OxyContin's Role in the Opioid Epidemic.

More than 7 million Americans have abused OxyContin since it hit the market more than 20 years ago, according to the National Survey on Drug Use and Health. The drug, in additional to other prescription painkillers, has contributed to a public health crisis in the U.S. — the opioid epidemic — which has claimed the lives of approximately 190,000 Americans since 1999.

opioid overdoseNational Institute on Drug Abuse -

Opioid-based painkillers such as OxyContin are highly addictive. OxyContin is so addictive, in fact, that the U.S. Department of Justice sued Purdue for $635 million in 2007 because the drug company misled doctors about the risk of abuse, The New York Times reports.

If a doctor stops writing prescriptions for OxyContin, patients can experience serious withdrawal symptoms, including intense cravings for the drug. When users can't access (or afford) the medicine any longer, they'll sometimes turn to harder, more potent drugs such as heroin. People who are addicted to painkillers are also 40 times more likely to abuse heroin, the Centers for Disease Control and Prevention reports.

The prescription painkiller is still widely popular in the U.S.

PurdueThe Los Angeles Times -

In 2014, doctors wrote more than 5 million prescriptions for OxyContin, 80 percent of which were prescribed for 12-hour dosing. Purdue has reaped billions from OxyContin sales since 1996, and the drug's profitability has been consistent.

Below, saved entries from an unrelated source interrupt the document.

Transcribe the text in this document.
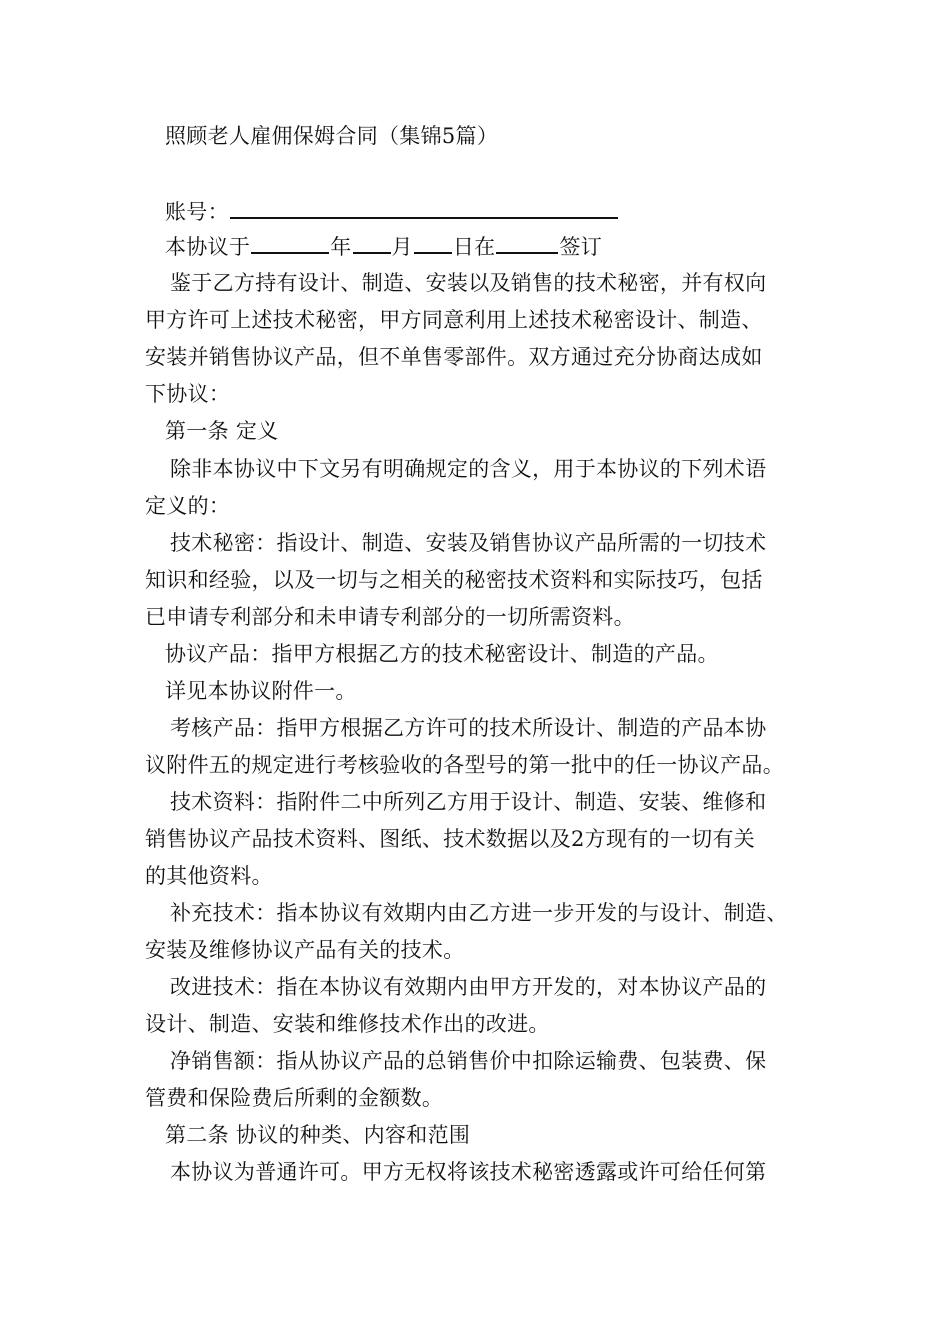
照顾老人雇佣保姆合同（集锦5篇）
账号：
本协议于	年 月 日在	签订
鉴于乙方持有设计、制造、安装以及销售的技术秘密，并有权向
甲方许可上述技术秘密，甲方同意利用上述技术秘密设计、制造、
安装并销售协议产品，但不单售零部件。双方通过充分协商达成如
下协议：
第一条 定义
除非本协议中下文另有明确规定的含义，用于本协议的下列术语
定义的：
技术秘密：指设计、制造、安装及销售协议产品所需的一切技术
知识和经验，以及一切与之相关的秘密技术资料和实际技巧，包括
已申请专利部分和未申请专利部分的一切所需资料。
协议产品：指甲方根据乙方的技术秘密设计、制造的产品。
详见本协议附件一。
考核产品：指甲方根据乙方许可的技术所设计、制造的产品本协
议附件五的规定进行考核验收的各型号的第一批中的任一协议产品。
技术资料：指附件二中所列乙方用于设计、制造、安装、维修和
销售协议产品技术资料、图纸、技术数据以及2方现有的一切有关
的其他资料。
补充技术：指本协议有效期内由乙方进一步开发的与设计、制造、
安装及维修协议产品有关的技术。
改进技术：指在本协议有效期内由甲方开发的，对本协议产品的
设计、制造、安装和维修技术作出的改进。
净销售额：指从协议产品的总销售价中扣除运输费、包装费、保
管费和保险费后所剩的金额数。
第二条 协议的种类、内容和范围
本协议为普通许可。甲方无权将该技术秘密透露或许可给任何第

"After years of the company telling doctors to answer complaints about duration with greater strengths of OxyContin, many patients are taking the drug at doses that public health officials now consider dangerously high," The Los Angeles Times reports. "To this day, physicians frequently contact Purdue with questions about dosing. Only 12-hour dosing has been proved safe, the company tells them."

A spokesperson for Purdue Pharma told ATTN: that the drug company "rejects the claims made by The Los Angeles Times" and directed us to the company's "Get the Facts Page." 

The spokesperson wrote: 

"Over the course of two years, Purdue Pharma provided the LAT with more than a dozen hours of briefings and discussions regarding the clinical evidence supporting OxyContin’s 12-hour dosing and the regulatory requirement that we promote the product as such. Unfortunately, the paper disregarded this information, instead publishing a story that’s long on anecdote and short on facts."